Chez les participants, l'enthousiasme et la conviction sont palpables, dit-il. Il en faudra, tant les enjeux posés à cette petite communauté de programmeurs « hacktivistes » sont complexes, et multiples.

L'un d'eux, le plus technique sans doute, touche à l'architecture même du réseau. «Tor n'est pas conçu pour un nombre infini de relais, explique le Suédois Linus Nordberg. On peut aller jusqu'à 10.000 environ. Au-delà, il va falloir ajuster.» Une perspective de moins en moins lointaine, et un travail de recherche conséquent pour une équipe qui n'a encore jamais travaillé à cette échelle.

C'est Nordberg qui suit aujourd'hui pour le Tor Project les travaux de l'Internet Engineering Task Force, l'organisme informel qui définit les protocoles de communication utilisés en ligne, et notamment le chantier du «renforcement de l'Internet» contre la surveillance de masse. Quand les premiers peuvent y apprendre comment construire de très gros réseaux, les seconds sont preneurs d'expertise avancée en matière de cryptographie et de contournement de la censure.

S'adapter aux nouveaux usages

Le travail d'ajustement concerne aussi, à l'autre bout du spectre, les pratiques des utilisateurs potentiels. Si quelques clics suffisent aujourd'hui pour naviguer sur le web à travers Tor depuis son ordinateur, il n'en est pas de même pour d'autres usages, indique Andrew Lewman:

« Nous avons besoin de quelque chose d'aussi abouti que le Tor Browser pour les mobiles. Dans certains pays, c'est principalement par eux que les gens accèdent à l'Internet. Nous devons faire en sorte que Tor puisse fonctionner depuis n'importe quel terminal. »

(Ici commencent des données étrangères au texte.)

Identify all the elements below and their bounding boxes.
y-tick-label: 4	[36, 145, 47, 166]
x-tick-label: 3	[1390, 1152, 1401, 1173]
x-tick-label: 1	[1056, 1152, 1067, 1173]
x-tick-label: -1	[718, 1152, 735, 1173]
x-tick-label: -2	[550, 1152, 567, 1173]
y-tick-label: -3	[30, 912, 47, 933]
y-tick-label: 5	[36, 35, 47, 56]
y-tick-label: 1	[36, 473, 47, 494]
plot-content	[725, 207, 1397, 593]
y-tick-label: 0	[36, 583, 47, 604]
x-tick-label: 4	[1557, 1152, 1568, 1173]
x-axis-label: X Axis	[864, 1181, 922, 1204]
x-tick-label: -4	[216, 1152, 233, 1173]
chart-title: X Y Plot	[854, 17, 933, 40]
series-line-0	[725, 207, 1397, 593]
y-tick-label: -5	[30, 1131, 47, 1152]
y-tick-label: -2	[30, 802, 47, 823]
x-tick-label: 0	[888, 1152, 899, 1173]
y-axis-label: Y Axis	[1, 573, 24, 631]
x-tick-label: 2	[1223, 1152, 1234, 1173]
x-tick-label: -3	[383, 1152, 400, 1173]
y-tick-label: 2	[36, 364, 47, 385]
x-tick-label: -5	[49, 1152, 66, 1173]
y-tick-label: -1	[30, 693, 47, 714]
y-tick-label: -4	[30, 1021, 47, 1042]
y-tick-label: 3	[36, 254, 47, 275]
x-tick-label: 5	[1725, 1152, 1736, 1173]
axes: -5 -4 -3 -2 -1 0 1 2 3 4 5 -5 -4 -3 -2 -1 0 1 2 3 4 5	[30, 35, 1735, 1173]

Dans ce domaine, le Tor Project collabore depuis quelques temps déjà avec le Guardian Project, un collectif américain créé en 2009, qui travaille spécifiquement sur les applications pour les smartphones. Le Guardian Project a notamment développé Orbot, qui permet aux utilisateurs d'Android de se connecter via Tor, et planche sur Orfox, un dérivé «torifié» de Firefox mobile.

De manière générale, les liens entre l'équipe de Tor et d'autres communautés, de programmeurs ou de militants, n'ont cessé de se renforcer.

«Il y a dix ans, quand on disait: "On peut vous aider, voilà ce qu'on fait", on n'était pas entendus, se souvient Lewman. Aujourd'hui, les gens font appel à nous dans des situations parfois critiques.»

Et de citer, par exemple, leur travail avec des militants LGBT ougandais, qui les ont contactés après une saisie policière de leur base de données.

«Tous là pour améliorer l'Internet»

Dans un autre registre, la conférence «Information et vie privée à l'heure de la surveillance de masse» organisée par Mozilla en marge de la venue des développeurs de Tor à Paris, avec la participation de Reporters sans frontières, a été l'occasion d'affirmer un front commun de ces acteurs concernés à divers titres par l'état des libertés fondamentales en ligne. Pour Tristan Nitot, le volubile porte-parole de Mozilla, mettre sur pied cet événement tombait sous le sens:

«Avec les gens de Tor, nous avons beaucoup de valeurs en commun : la vision d'un Internet au service de l'utilisateur, le fait de développer des logiciels libres avec ce que ça implique de transparence et de confiance, d'être des organisations à but non lucratif... Notre approche est généraliste, la leur est plus ciblée, mais nous sommes tous là pour améliorer l'Internet.»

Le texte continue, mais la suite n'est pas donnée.